Что бы там ни было, а говорила цимисх убежденно. По крайней мере сама она в свои слова верила железобетонно.
- И... зачем? - Иштван медленно начал подниматься, опираясь на локоть. Все три глаза ощупывали Цимисха. - Зачем вы живете? Чтобы бегать с добычей, завывая ее голосами? Семейство можно найти везде. А вот просрать свою жизнь и послать ее под рога еще постараться надо.
Третий глаз неллюзорно гипнотизировал. Ну необычно это было, необычно и интригующе, хоть ты что делай. Цимисх сделала над собой некое сложно выразимое словами усилие, чтобы пялиться хотябы не совсем откровенно.
- В чем смысл жизни- вопрос философский, и надополагать, на него каждый сам отвечает. Я - для того, чтобы помочь там, где могу, тем, кто может эту помощь принять. Давеча вон девочке черной локоть собирать довелось, оченно хорошо вышло. Да, не очень возвышенно звучит, если подумать, я понимаю. Но ночь- холодное время, и если я могу дать кому то обогреться, то...
Цимисх неопределенно пожала плечами, дескать, как то вот оно так.
- А для чего живешь ты? Что давал тебе Шабаш? Не то же самое, ищут там, смешивая кровь, что у нас обходится без такой опоры?
- И то, и не то. Скажи, сколько тебе лет? - Салюбри слегка улыбнулся. - Хотя я и так скажу. Немного. И ты не выбиралась дальше своей стаи. А в городе, наверное, в первый раз живешь. То, что ты описываешь - хорошо только для маленькой стаи. Сколько тут вас, пятеро? Шестеро? Немного, очень. А представь, что таких семей, где каждый чего-то хочет, у каждого амбиции и каждый умеет и любит драться, много.
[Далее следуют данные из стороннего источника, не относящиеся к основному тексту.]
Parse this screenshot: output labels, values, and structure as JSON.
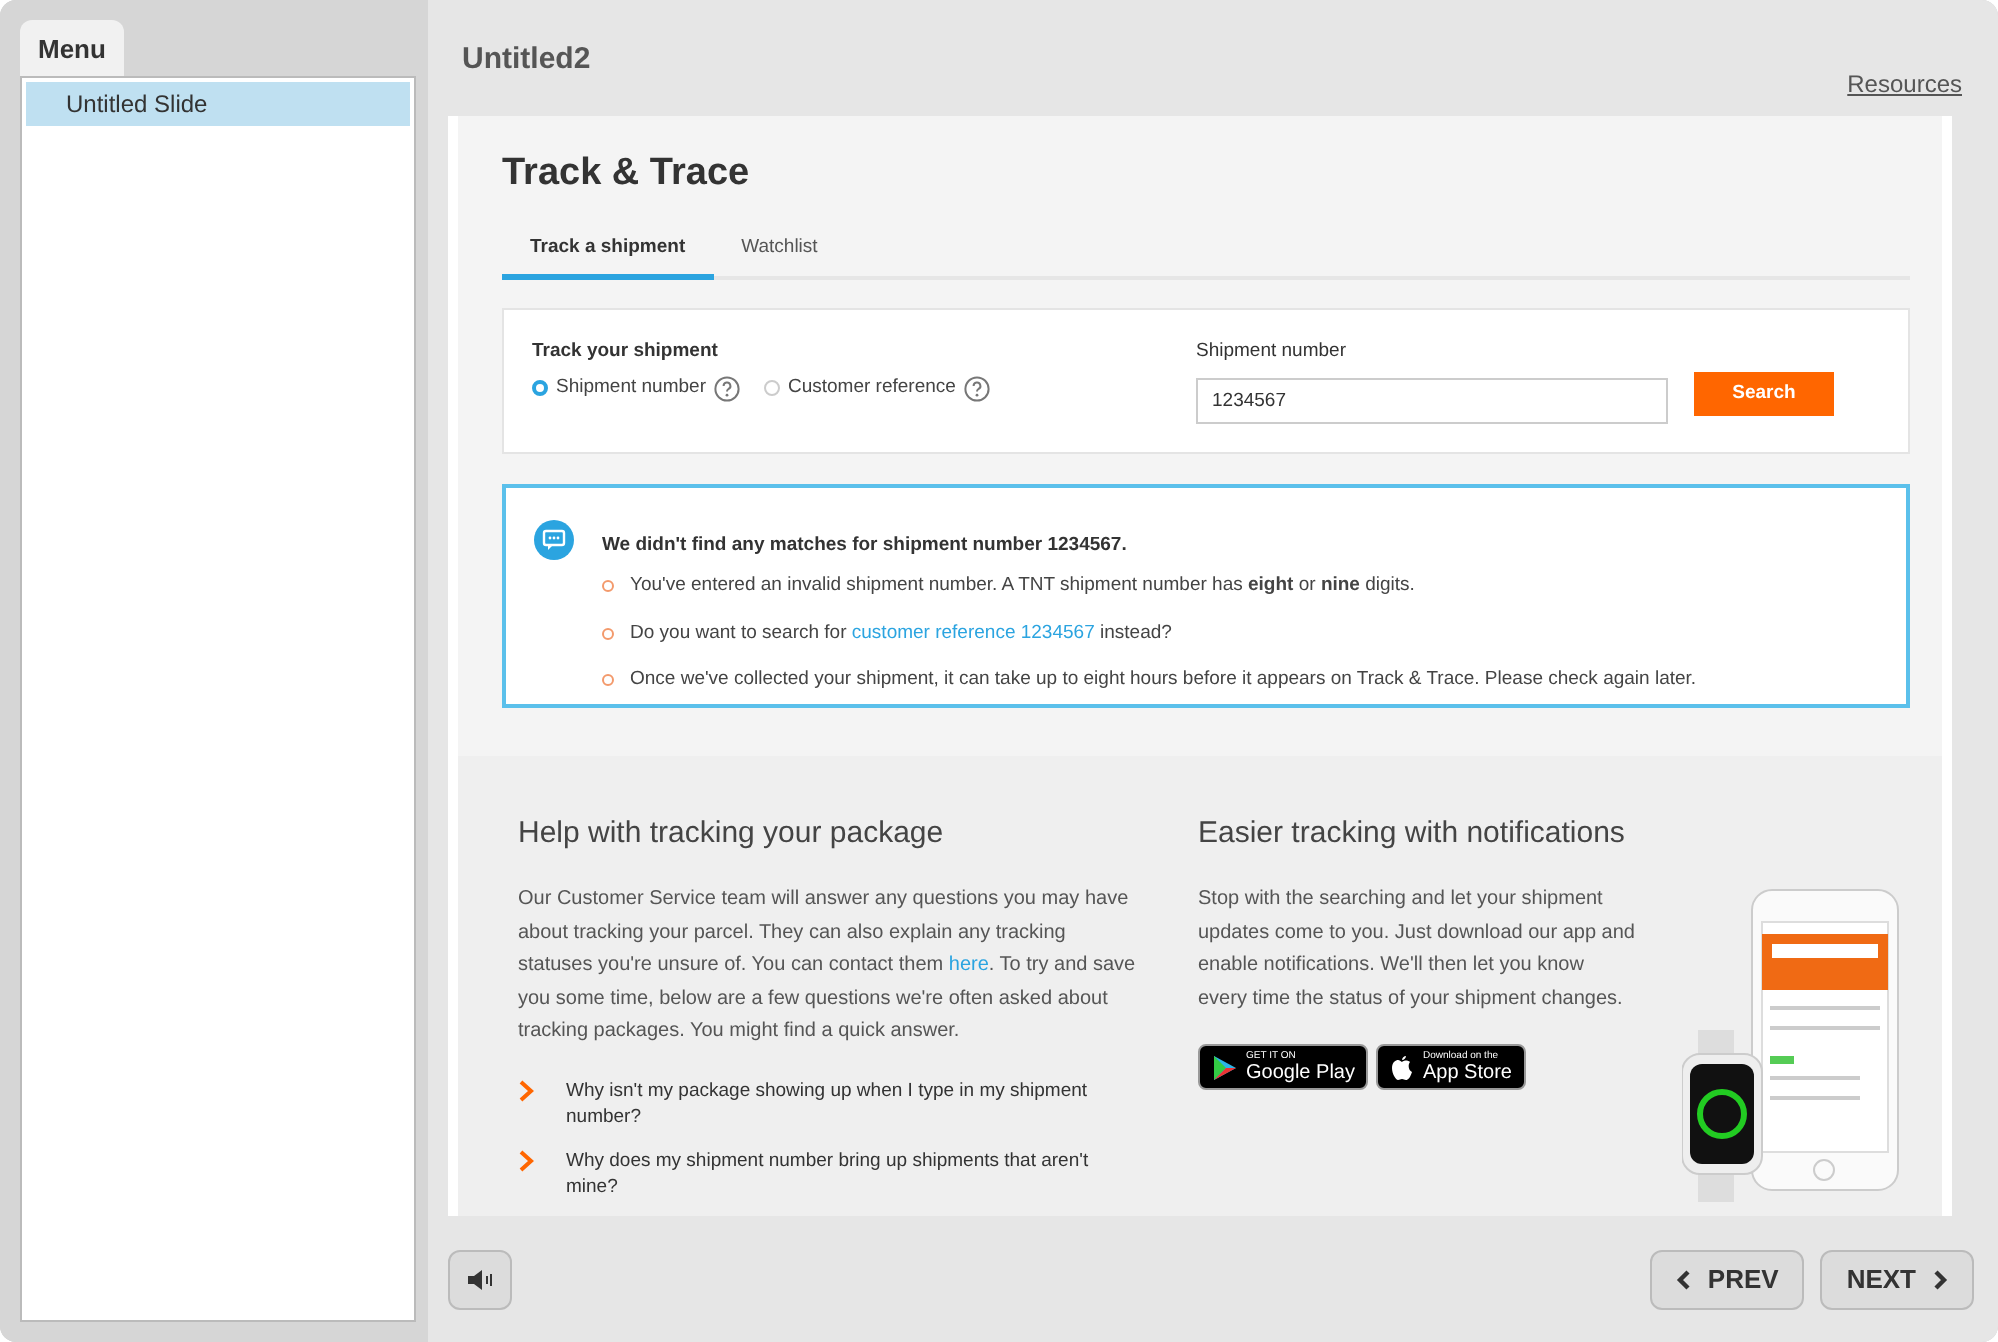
{
  "sidebar": {
    "tab": "Menu",
    "items": [
      {
        "label": "Untitled Slide",
        "selected": true
      }
    ]
  },
  "header": {
    "title": "Untitled2",
    "link": "Resources"
  },
  "slide": {
    "title": "Track & Trace",
    "tabs": [
      {
        "label": "Track a shipment",
        "selected": true
      },
      {
        "label": "Watchlist",
        "selected": false
      }
    ],
    "form": {
      "heading": "Track your shipment",
      "options": [
        {
          "label": "Shipment number",
          "selected": true
        },
        {
          "label": "Customer reference",
          "selected": false
        }
      ],
      "field_label": "Shipment number",
      "value": "1234567",
      "button": "Search"
    },
    "alert": {
      "heading": "We didn't find any matches for shipment number 1234567.",
      "items": [
        {
          "before": "You've entered an invalid shipment number. A TNT shipment number has **eight** or **nine** digits."
        },
        {
          "before": "Do you want to search for ",
          "link": "customer reference 1234567",
          "after": " instead?"
        },
        {
          "before": "Once we've collected your shipment, it can take up to eight hours before it appears on Track & Trace. Please check again later."
        }
      ]
    },
    "help": {
      "title": "Help with tracking your package",
      "before": "Our Customer Service team will answer any questions you may have about tracking your parcel. They can also explain any tracking statuses you're unsure of. You can contact them ",
      "link": "here",
      "after": ". To try and save you some time, below are a few questions we're often asked about tracking packages. You might find a quick answer.",
      "questions": [
        "Why isn't my package showing up when I type in my shipment number?",
        "Why does my shipment number bring up shipments that aren't mine?"
      ]
    },
    "notifications": {
      "title": "Easier tracking with notifications",
      "text": "Stop with the searching and let your shipment updates come to you. Just download our app and enable notifications. We'll then let you know every time the status of your shipment changes.",
      "badges": [
        {
          "kind": "google",
          "small": "GET IT ON",
          "big": "Google Play"
        },
        {
          "kind": "apple",
          "small": "Download on the",
          "big": "App Store"
        }
      ]
    }
  },
  "footer": {
    "prev": "PREV",
    "next": "NEXT"
  }
}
Очень много. Среди них есть очень разные каиниты. Стаи объединяются, чтобы выжить и чтобы бороться за себя в общей охоте. Вам ничего не нужно, поэтому вы легко отпускаете тех, кто не так пассивен, как вы. Тех, у кого есть что-то кроме семьи и желания защитить свою спину. Потому что, взрослея и получая самостоятельность, ребенок уходит из семьи. Заводит свою. Занимается чем-то. Но больше не живет в отчем доме, хотя может жить рядом. Это уже род, а не семья. Шабаш мыслит категориями родов... и в то же время индивидуальностей. Это тонкий мост, по которому можно только идти, но на котором нельзя стоять. Мост между личной свободой - и долгом. Между стаей и гордостью. Смешение крови дает не только привязанности, на естественное формирование которых во время войны просто нет времени. Но и защиту. Защиту от чужих Уз. А еще спокойствие. За тобой придут. Точно придут. Не струсят, не затянут. Потому что ты знаешь, что именно чувствует тот, кто по другую сторону этой связи. Точно знаешь. Ты чувствуешь одинаково. Это внутреннее единство, которое так часто сводят к одному только обмену кровью, и есть та истинная связь, которая объединяет Шабаш во что-то кроме сборища кровожадных эгоистичных ублюдков. У Камарильи эмоция заменена выгодой. Это тоже крепко. Но не так приятно.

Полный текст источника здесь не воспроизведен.